Lee Sedol, former world champion, and legendary Go player today announced his retirement with the quote "Even if I become the No. 1, there is an entity that cannot be defeated".

Is it possible that AIs could kill the joy of competitive games(Go, chess, Dota 2, etc.) or (thinking more futuristic with humanoid AIs) in sports?

What happens if AIs gets better than us at painting and making music. Will we still appreciate it in the same way we do now?

  • $\begingroup$ Hi. This is an interesting question, but you should not ask the question "What do you think...?" but you should try to ask for facts or a logical argument. Anyway, I don't think that AI will kill the joy of competitive games. Many people play go (competitively or not) even though they know they are not the best. If Lee Sedol really retired, it doesn't mean all people will now retire. Moreover, we don't play games only competitively. We are not machines. $\endgroup$ – nbro Nov 30 '19 at 0:30
  • $\begingroup$ A game playing AI transform the competition towards a higher level. The challenge isn't to play go itself, but the challenge is to write a software which is able to do the task instead of the human. The same can be anticipated for other domains for example in the domain of car driving. We will see in the future or even today some kind of competition between AI experts who are able to write the most advanced computer software. $\endgroup$ – Manuel Rodriguez Nov 30 '19 at 7:52
  • $\begingroup$ nbro: Yes, agree, I rephrased the question. I know we play games for fun too, but that's why I wrote competetive games. Say, the worlds best player quits because she cannot beat an AI either way.
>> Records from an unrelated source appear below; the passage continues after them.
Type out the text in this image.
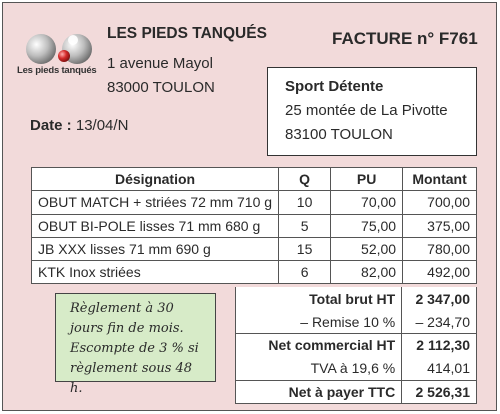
Les pieds tanqués
LES PIEDS TANQUÉS
1 avenue Mayol
83000 TOULON
FACTURE n° F761
Date : 13/04/N
Sport Détente
25 montée de La Pivotte
83100 TOULON
Désignation	Q	PU	Montant
OBUT MATCH + striées 72 mm 710 g	10	70,00	700,00
OBUT BI-POLE lisses 71 mm 680 g	5	75,00	375,00
JB XXX lisses 71 mm 690 g	15	52,00	780,00
KTK Inox striées	6	82,00	492,00
Total brut HT	2 347,00
– Remise 10 %	– 234,70
Net commercial HT	2 112,30
TVA à 19,6 %	414,01
Net à payer TTC	2 526,31
Règlement à 30 jours fin de mois. Escompte de 3 % si règlement sous 48 h.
Will the world champion feel like a champion when there is two players better(the quitter and the AI)? Keep in mind, the world champions(of anything) are insanely competetive. Manuel Rodrigues : So you think the competitions will go from playing games to coding agents who play the games? That agents compete for us? $\endgroup$ – Vildemort Nov 30 '19 at 12:09
  • 4
    $\begingroup$ Does the fact that men are better at running 100m sprint race killed the joy of competitive sports (running) in women? $\endgroup$ – Tomasz Bartkowiak Nov 30 '19 at 12:32
  • $\begingroup$ I have worried this fact a few times ago :/ $\endgroup$ – malioboro Nov 30 '19 at 13:08


Chess has been "solved" by AI much longer than GO (chess engines even before AI are way too strong for human players) and still people are playing and competing.

Simply put competition and sports live from the human element. Humans competing against each other will still create the same joy for most people regardless of the fact that all involved players might lose against a computer.

Some select individuals on the highest level might be put off by the new reality but it won't be the end of competition.

No human is faster than a car and yet we still celebrate running competitions.

Indeed I think long-term we will gain entertainment by watching different AIs and models compete against each other in chess or Go.


The assumption of a Go playing computer program is, that the machine provides an agent who plays the game. Man or machine have to prove inside the same rules of Go that they are able to win the challenge. The idea is, that the Deepmind Go playing engine is a narrow AI which is working inside the environment known as “game of Go”.

This assumption has to be questioned if it's true. In most cases, AI game playing agents are more than only a synthetic player but what they are providing instead is a learning environment for humans. From the game of chess this extra feature is known from the past. Most AI chess engines are equal to a computer based training in which the human player learns to improve his chess skills. In the mainstream discussion around AI engines this extra feature is ignored as not relevant. But it has to do with the social implication of an AI software.

In the first case, the AI is simply an agent who fits into an existing game, in the second case, the AI is producing a new kind of game not known before. The hypothesis is, that it's not possible to create a narrow AI Go playing agent, and each attempt in doing so will look like a strong AI in which a human player is put into the social role of learner.

Let us analyze the relationship between Lee Sedol and the Deepmind Alphago team by it's social roles. They aren't playing against each other, but Lee Sedol was embedded in the project. That means, the Alphago software is a computer based training and Lee Sedol is using the software to increase his strength. It makes no sense to rate the strength of a computer based training system but it's the other way around. Different human go players will use the AlphaGo software with a different purpose. Somebody gets bored while other can profit from it.